Persée était un dragon tout ce qu'il y avait de plus ordinaire, c'est à dire insouciant, sauvage, et solitaire.
C'était
en effet comme cela qu'étaient la plupart des dragons à cette époque,
bien avant qu'ils ne découvrent pourquoi on les avait mis sur Terre. Et d'ailleurs, ils n'en avaient cure.
Mais les plus vieux d'entre eux
commençaient à trouver le temps long, et mis à part se nourrir, se
reproduire, et se castagner à l'occasion, ils s'ennuyaient ferme.
Persée faisait partie de cette catégorie.
Lassé
de vivre seul, il décida de se mettre en quête d'une compagne. Il avait
fort mal jugé de la difficulté de la chose, car avant d'y parvenir, il
essuya un nombre incalculable de refus, et sa vie fut même sérieusement
menacée à une ou deux reprises.
Au bout d'un certain temps, il
finit par s'interroger sur sa manière de faire la cour. Après tout,
pénétrer dans le premier antre de dragon venu et demander à la cantonade
si une femelle était prête à vivre avec lui n'était peut-être pas la
bonne méthode. Surtout si la réponse était oui, et que la voix qui la
prononçait était grave et gutturale. Dans ces cas là, c'était lui qui
s'enfuyait à tire d'ailes.
Il essaya de voir ça sous l'angle du chasseur.
La première étape consistait à choisir sa proie avec soins.

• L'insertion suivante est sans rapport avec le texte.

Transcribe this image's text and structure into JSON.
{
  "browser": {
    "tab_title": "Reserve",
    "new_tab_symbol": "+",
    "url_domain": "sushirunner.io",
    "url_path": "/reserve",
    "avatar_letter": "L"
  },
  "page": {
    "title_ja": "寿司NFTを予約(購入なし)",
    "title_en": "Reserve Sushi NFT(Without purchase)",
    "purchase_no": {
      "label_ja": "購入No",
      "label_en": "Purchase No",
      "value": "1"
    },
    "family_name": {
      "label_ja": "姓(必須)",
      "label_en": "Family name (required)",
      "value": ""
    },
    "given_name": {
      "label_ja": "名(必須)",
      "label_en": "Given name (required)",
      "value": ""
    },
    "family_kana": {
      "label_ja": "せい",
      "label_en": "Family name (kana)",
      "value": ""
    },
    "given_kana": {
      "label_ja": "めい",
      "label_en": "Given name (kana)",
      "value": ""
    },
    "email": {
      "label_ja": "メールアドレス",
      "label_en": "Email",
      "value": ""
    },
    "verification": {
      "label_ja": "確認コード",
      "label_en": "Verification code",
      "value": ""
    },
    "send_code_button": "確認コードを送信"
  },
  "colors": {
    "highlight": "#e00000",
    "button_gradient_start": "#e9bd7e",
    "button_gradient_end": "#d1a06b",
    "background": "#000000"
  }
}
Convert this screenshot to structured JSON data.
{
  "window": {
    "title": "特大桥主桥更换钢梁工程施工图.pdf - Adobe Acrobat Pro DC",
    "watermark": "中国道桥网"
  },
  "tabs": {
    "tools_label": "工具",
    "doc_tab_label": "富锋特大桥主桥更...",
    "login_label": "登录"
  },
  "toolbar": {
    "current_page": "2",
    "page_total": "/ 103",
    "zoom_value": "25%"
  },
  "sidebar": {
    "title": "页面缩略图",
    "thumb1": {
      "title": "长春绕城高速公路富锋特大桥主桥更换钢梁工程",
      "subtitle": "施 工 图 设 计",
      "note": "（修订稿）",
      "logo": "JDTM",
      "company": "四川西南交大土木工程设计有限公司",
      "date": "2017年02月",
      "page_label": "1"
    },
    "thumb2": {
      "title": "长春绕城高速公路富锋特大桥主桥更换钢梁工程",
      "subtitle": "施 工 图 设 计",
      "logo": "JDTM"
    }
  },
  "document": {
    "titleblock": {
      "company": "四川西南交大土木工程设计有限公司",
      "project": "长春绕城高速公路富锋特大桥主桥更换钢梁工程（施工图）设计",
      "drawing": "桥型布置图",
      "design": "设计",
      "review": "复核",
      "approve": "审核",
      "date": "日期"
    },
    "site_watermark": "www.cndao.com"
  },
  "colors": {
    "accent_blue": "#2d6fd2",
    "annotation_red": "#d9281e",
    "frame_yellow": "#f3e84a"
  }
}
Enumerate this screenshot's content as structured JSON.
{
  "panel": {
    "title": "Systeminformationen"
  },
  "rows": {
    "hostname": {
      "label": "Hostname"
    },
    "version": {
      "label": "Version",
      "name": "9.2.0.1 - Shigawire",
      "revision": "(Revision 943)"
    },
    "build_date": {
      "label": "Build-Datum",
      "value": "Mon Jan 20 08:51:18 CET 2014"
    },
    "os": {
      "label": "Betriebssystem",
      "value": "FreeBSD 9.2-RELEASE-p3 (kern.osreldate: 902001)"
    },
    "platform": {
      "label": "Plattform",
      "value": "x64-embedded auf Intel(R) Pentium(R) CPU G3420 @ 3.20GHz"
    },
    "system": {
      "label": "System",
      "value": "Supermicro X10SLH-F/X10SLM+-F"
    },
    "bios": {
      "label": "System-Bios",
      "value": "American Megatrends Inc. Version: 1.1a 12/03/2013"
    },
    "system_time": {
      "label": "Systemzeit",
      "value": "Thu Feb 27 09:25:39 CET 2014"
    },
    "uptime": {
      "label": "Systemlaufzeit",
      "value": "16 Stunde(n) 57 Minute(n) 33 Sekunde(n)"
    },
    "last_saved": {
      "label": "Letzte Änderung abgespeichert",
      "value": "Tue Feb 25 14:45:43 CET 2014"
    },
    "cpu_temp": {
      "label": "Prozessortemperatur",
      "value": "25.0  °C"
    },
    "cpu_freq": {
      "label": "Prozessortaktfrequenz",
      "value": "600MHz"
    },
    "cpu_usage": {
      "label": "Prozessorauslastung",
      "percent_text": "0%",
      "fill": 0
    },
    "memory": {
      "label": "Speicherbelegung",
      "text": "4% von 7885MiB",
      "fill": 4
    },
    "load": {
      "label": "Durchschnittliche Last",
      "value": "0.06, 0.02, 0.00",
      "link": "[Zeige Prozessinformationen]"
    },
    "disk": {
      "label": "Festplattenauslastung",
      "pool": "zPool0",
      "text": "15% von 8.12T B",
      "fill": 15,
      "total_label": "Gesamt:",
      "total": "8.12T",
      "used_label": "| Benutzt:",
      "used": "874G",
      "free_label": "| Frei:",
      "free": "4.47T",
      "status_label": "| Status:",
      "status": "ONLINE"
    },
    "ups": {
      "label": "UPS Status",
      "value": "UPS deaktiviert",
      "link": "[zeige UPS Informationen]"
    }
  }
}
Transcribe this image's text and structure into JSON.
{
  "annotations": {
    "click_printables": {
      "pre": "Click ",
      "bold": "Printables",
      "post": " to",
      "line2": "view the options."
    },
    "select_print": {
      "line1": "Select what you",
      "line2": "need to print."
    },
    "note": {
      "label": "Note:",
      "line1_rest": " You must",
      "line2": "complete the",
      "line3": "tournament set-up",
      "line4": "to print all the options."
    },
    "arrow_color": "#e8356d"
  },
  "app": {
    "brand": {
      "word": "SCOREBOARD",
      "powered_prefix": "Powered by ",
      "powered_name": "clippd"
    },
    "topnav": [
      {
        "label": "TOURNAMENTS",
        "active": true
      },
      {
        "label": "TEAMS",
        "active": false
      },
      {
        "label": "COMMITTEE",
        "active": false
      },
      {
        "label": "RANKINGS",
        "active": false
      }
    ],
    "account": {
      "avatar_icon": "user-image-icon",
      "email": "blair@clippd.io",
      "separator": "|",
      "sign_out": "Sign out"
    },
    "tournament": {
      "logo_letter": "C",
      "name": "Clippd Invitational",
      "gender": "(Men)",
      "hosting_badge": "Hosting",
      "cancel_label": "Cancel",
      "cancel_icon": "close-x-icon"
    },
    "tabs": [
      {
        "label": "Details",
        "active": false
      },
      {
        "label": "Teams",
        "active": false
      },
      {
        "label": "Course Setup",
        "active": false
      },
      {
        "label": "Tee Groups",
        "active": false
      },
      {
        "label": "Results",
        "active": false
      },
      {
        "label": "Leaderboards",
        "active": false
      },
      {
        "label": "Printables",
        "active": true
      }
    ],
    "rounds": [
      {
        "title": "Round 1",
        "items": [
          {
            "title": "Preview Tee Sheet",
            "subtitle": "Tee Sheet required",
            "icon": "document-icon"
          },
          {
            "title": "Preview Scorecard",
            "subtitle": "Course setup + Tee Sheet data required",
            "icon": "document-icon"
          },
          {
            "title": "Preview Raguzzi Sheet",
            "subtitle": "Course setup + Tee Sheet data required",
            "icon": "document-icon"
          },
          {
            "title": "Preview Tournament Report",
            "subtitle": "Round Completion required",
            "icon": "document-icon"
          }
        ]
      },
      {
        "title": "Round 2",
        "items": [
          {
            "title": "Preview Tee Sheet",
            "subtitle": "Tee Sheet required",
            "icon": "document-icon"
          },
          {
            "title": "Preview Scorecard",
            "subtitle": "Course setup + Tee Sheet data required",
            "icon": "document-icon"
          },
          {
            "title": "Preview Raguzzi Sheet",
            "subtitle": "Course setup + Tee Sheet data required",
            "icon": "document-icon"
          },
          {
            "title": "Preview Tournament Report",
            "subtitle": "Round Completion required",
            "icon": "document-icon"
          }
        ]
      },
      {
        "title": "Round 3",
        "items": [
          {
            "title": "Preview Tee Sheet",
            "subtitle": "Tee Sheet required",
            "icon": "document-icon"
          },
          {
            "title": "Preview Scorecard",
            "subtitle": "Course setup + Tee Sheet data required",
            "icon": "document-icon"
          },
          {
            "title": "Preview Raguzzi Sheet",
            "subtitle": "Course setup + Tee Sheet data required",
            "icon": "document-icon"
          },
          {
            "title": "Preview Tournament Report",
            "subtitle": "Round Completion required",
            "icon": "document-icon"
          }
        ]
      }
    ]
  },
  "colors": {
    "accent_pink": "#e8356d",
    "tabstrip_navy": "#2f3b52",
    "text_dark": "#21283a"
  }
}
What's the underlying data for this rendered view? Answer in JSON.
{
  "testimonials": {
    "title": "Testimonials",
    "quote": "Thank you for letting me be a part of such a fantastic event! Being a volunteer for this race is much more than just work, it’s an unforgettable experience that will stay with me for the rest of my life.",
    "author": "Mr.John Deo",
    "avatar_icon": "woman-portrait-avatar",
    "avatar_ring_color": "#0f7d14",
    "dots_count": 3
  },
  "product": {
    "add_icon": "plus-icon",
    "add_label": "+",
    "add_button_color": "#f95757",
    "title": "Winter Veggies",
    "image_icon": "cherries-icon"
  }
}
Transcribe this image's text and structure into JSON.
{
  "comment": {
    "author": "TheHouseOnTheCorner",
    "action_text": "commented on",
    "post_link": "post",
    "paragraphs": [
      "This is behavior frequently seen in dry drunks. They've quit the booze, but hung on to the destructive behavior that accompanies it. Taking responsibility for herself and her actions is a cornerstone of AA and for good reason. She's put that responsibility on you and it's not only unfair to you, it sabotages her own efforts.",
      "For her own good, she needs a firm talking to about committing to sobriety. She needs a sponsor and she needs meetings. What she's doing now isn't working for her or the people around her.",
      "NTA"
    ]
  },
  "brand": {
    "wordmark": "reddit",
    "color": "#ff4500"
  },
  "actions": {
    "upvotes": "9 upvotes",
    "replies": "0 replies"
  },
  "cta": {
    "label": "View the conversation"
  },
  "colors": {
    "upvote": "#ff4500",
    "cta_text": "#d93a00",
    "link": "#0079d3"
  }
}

Il mit plusieurs semaines à débusquer une femelle qui lui convenait.
Elle
n'était ni trop jeune, donc modérée par un certain âge et une certaine
expérience, ni trop vieille, donc pas de risque d'être le jeunot de
service, et de passer son temps à se faire sermonner par une vieille
aigrie qui n'aurait rien d'autre à faire que le houspiller.
Il
n'attaqua pas de suite, car la deuxième étape avait son importance.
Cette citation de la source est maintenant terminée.